Le style Broders, une géométrie au service du voyage
Quand on regarde une affiche signée Broders, on remarque trois choses simultanément.
La palette. Broders aimait les terracotta, les ocres, les bleus profonds, les verts d'olivier. Sa Côte d'Azur n'est jamais le bleu turquoise des cartes postales modernes. C'est un bleu plus sombre, presque mat, qui accroche la lumière. Cette palette terre cuite et bleu de nuit fait partie de l'ADN de l'affiche vintage française, et nous nous en inspirons directement.
La composition. Broders cadre comme un photographe d'aujourd'hui. Il met souvent un personnage en premier plan, dos à nous, regardant le paysage. Cette technique a un nom en cinéma, le plan d'invitation. Le spectateur se projette dans le personnage et regarde le paysage par-dessus son épaule. C'est exactement l'effet qu'on cherche quand on accroche une affiche de voyage chez soi, se transporter.
La stylisation. Broders ne dessine pas tout à fait Art déco, ni tout à fait Art nouveau. Il invente une géométrie souple, où les courbes des collines et les arrondis des baies dialoguent avec les verticales des cyprès. Ses palmiers ont une silhouette presque héraldique. Ses villas ne sont jamais détaillées, trois fenêtres, un toit en tuile, un balcon, et l'on a Bandol ou Cassis sans aucun doute possible.
Les destinations emblématiques signées Broders
La Côte d'Azur, son territoire de prédilection
Si Broders est connu mondialement, c'est d'abord pour ses affiches méditerranéennes. Cassis et ses calanques blanches, Bandol et son port de pêche, La Ciotat et ses falaises rouges, Sainte-Maxime et Saint-Raphaël, à chaque fois, Broders trouve l'angle qui définit la ville. Pour Cassis, ce sont les pinèdes au-dessus du cap. Pour Bandol, c'est la perspective entre les voiliers et les villas roses du quai.

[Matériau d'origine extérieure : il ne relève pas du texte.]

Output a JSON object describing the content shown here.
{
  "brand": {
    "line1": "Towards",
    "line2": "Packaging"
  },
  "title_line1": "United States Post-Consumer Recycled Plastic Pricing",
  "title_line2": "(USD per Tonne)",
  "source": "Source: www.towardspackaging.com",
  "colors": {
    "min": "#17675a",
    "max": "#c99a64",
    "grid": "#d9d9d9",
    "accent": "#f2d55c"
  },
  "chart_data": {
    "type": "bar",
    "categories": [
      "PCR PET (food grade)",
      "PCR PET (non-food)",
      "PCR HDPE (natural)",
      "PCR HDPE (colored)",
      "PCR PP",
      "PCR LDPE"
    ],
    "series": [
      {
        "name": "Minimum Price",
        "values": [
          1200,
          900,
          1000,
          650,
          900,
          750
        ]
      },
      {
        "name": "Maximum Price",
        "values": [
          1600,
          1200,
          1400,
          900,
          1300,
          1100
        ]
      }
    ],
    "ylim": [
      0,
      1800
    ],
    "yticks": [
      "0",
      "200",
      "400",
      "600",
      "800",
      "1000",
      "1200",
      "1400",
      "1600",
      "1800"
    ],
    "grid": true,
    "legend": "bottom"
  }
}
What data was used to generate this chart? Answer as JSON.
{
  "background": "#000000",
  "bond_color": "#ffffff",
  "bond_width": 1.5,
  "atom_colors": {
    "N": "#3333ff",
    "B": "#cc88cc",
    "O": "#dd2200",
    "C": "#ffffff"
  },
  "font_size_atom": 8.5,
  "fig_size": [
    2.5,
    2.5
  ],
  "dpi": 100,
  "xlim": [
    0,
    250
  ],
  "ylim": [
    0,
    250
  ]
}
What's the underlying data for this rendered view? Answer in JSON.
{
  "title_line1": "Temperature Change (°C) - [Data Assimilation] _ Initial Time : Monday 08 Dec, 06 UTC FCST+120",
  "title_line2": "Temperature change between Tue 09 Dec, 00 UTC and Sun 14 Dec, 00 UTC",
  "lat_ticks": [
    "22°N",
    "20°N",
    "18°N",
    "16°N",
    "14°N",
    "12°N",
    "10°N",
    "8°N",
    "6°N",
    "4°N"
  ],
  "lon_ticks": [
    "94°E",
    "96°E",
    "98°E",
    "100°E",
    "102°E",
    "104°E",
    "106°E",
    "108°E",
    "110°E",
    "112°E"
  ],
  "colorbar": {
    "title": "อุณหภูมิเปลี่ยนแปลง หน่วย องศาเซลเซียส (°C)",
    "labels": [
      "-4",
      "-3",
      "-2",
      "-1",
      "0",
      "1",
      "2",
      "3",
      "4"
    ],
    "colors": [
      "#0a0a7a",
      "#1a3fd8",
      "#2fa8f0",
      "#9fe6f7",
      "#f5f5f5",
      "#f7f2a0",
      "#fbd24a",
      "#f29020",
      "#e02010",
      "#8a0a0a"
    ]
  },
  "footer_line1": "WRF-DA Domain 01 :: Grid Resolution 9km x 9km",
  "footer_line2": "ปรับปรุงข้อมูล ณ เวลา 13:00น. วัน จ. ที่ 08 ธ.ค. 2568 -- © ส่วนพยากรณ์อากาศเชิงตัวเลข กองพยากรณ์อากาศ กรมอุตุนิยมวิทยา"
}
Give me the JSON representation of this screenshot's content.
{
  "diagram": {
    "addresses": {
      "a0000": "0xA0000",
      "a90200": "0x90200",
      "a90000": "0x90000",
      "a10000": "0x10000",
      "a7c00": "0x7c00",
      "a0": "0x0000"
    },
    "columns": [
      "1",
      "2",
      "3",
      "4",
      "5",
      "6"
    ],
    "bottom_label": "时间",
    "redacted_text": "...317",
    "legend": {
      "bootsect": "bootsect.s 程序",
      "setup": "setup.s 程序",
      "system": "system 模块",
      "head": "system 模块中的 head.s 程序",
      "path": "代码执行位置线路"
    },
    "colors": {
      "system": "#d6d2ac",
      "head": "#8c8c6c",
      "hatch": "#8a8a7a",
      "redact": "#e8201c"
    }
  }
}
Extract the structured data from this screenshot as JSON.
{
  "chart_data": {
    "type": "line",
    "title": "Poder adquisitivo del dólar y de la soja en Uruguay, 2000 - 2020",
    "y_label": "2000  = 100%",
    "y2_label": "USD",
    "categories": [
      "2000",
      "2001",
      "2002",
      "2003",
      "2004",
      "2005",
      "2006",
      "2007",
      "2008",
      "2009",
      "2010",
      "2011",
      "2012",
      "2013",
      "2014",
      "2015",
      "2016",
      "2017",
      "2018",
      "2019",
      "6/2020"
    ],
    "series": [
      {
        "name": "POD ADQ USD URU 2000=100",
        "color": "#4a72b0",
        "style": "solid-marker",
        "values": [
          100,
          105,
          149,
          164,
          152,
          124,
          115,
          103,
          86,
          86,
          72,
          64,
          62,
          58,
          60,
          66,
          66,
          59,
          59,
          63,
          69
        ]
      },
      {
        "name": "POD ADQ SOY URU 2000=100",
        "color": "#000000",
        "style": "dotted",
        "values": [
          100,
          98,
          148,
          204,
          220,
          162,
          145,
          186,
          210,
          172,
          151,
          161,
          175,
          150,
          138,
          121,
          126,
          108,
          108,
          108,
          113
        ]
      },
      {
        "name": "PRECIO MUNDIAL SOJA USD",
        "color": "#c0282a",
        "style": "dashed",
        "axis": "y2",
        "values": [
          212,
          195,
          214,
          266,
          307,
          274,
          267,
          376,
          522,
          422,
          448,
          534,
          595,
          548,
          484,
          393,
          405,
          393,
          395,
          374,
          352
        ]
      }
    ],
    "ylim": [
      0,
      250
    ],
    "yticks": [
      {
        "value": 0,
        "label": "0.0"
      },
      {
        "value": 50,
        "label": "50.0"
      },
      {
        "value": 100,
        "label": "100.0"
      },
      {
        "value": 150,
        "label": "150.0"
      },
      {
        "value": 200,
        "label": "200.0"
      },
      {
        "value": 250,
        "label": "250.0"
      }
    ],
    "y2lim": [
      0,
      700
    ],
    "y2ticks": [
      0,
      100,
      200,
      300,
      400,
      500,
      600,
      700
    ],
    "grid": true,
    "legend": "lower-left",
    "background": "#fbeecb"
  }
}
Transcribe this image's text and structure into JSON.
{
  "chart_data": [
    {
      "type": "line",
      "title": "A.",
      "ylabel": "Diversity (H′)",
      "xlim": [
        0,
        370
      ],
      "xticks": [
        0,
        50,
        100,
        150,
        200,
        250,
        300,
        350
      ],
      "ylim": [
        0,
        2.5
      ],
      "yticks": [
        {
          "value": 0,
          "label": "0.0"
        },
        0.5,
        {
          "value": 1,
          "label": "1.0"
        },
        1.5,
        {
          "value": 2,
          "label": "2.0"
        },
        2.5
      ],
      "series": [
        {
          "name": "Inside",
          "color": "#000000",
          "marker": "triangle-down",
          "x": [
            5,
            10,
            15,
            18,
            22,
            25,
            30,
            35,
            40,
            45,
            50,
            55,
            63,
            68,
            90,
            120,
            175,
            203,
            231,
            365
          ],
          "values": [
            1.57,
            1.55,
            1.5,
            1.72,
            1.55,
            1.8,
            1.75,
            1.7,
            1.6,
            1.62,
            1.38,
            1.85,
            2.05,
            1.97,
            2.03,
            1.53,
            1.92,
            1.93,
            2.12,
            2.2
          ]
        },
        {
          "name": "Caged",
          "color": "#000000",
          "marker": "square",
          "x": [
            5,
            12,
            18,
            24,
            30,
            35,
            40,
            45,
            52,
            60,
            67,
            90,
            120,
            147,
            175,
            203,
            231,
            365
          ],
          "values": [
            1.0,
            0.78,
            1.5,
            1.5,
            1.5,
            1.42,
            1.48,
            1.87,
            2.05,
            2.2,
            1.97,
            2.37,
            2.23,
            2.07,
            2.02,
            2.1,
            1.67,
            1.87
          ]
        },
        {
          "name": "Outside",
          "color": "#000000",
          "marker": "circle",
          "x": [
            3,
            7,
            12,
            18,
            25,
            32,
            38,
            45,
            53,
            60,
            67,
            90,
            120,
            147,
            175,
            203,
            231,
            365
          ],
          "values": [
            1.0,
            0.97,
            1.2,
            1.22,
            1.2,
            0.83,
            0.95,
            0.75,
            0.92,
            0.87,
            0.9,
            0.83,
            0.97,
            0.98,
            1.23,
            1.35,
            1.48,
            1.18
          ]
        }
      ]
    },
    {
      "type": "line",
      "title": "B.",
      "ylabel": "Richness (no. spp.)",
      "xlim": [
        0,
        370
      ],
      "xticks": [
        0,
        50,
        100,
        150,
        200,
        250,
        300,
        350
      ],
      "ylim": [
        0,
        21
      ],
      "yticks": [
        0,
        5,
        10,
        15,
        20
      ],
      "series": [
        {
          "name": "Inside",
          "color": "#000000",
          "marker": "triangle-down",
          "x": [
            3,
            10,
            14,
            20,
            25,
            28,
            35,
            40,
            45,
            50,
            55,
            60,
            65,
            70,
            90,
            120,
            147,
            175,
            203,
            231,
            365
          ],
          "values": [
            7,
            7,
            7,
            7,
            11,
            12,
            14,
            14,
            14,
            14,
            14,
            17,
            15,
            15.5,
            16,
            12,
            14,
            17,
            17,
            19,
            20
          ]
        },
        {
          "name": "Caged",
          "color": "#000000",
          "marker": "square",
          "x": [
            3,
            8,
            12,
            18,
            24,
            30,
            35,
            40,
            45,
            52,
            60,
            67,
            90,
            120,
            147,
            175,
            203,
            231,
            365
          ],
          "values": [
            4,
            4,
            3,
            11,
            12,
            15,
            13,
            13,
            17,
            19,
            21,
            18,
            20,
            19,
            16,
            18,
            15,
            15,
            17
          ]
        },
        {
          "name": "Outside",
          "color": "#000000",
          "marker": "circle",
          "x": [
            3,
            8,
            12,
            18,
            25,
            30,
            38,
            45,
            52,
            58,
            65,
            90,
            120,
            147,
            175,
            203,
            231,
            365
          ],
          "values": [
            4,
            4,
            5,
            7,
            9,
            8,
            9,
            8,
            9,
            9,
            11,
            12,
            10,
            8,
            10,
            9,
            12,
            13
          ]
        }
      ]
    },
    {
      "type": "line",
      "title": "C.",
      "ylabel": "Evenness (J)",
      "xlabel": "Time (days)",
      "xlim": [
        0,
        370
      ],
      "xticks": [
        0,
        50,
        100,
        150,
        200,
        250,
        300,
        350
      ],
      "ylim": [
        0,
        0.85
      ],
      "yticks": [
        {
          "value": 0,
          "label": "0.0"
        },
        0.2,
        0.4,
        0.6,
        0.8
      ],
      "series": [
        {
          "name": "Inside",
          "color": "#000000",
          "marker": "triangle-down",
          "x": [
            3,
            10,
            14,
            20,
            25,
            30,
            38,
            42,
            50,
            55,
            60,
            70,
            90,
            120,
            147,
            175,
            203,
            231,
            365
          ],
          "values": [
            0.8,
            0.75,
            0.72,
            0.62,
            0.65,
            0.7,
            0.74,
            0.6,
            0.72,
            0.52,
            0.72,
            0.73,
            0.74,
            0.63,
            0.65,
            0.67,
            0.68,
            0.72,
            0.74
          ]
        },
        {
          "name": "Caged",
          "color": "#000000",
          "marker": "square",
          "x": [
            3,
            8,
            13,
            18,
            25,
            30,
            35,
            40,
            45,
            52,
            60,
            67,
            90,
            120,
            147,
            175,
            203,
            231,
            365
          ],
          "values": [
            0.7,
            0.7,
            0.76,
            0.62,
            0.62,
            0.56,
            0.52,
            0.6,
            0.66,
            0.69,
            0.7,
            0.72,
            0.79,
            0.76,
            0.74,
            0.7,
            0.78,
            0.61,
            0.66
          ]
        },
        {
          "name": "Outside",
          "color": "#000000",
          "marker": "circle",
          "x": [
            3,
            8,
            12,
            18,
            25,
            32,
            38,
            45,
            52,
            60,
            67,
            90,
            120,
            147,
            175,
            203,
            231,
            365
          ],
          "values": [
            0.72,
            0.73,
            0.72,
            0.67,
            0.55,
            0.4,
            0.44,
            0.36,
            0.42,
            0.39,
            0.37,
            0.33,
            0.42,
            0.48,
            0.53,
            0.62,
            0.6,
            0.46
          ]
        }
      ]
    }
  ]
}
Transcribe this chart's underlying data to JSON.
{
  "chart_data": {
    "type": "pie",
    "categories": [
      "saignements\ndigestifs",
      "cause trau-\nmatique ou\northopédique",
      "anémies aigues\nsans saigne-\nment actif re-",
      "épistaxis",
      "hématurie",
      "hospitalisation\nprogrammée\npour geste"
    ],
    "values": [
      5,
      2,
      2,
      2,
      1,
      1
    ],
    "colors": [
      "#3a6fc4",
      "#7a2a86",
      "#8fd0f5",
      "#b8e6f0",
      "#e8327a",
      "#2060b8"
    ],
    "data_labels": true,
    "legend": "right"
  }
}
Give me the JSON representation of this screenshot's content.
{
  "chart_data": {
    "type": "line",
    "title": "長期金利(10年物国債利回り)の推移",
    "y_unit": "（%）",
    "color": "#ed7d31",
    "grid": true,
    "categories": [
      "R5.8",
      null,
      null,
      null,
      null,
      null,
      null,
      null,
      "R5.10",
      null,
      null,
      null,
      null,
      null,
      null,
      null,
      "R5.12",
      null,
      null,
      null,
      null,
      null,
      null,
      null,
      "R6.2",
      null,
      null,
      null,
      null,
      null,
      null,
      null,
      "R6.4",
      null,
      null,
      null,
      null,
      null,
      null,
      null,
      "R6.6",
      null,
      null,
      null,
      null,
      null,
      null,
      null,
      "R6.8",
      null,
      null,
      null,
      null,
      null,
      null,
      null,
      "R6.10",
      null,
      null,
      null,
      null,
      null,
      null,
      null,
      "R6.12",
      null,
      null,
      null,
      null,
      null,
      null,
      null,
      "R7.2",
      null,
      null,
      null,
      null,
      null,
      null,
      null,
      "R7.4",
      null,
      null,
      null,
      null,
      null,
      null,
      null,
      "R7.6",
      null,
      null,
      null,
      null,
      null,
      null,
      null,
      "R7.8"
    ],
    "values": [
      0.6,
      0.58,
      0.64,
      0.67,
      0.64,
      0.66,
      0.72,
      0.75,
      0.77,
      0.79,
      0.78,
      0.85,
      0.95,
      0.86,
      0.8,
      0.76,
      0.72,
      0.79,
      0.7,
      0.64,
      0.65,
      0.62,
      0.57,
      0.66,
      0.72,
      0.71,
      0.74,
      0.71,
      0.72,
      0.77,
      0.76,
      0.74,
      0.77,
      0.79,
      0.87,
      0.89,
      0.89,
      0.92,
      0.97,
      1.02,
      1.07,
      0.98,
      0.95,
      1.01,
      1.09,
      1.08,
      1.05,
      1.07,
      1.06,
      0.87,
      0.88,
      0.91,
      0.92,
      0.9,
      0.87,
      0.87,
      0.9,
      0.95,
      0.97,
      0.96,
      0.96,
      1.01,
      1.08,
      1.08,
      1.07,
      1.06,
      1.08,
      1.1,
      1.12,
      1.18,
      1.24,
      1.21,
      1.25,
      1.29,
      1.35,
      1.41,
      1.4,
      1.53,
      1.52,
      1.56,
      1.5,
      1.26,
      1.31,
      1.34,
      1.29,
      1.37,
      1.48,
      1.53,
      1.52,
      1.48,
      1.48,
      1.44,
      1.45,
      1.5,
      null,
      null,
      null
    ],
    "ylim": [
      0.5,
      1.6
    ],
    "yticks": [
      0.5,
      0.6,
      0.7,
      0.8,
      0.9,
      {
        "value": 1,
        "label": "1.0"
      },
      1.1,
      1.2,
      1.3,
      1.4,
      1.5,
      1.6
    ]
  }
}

Cette manière de définir une ville par un seul cadrage, on la retrouve aujourd'hui dans toutes les affiches Côte d'Azur qui suivent l'esthétique PLM. C'est devenu un langage visuel partagé.
Les Alpes, son terrain de jeu vertical
Broders a aussi beaucoup dessiné la montagne. Ses affiches de Chamonix, La Clusaz, Megève ou des Trois Vallées montrent un sport encore élitiste, le ski d'avant-guerre. On y voit des silhouettes longilignes, vêtues de pulls jacquard, descendant des pentes immaculées. La palette change, bleu glacier, blanc, violet d'ombre, rouge de skiage.
La Bretagne, terre d'expérimentation
Moins connues, ses affiches bretonnes pour la Compagnie des Chemins de fer de l'Ouest sont parmi ses plus inventives. Pour les côtes du Finistère ou les pardons de Plougastel, il abandonne parfois la couleur saturée méditerranéenne pour des camaïeux de gris et de bleu profond.
Pourquoi Roger Broders nous fascine encore aujourd'hui
Près de cent ans après ses premières affiches PLM, Roger Broders est plus reproduit que jamais. Ses originaux se vendent en salle des ventes entre 5 000 et 25 000 euros pièce.
D'abord, sa palette est intemporelle. Le terracotta, l'ocre, le bleu profond et le crème ne se démodent pas. Ce sont des couleurs qui dialoguent avec presque tous les intérieurs.
Ensuite, sa stylisation reste lisible. Là où les affiches photo des années 1980 sont datées par leur résolution et leurs couleurs criardes, les illustrations Broders gardent leur force graphique.
Enfin, ses sujets parlent encore. Cassis, Bandol, La Ciotat, Marseille existent toujours. Les calanques sont toujours blanches. Une affiche Broders est une promesse de continuité.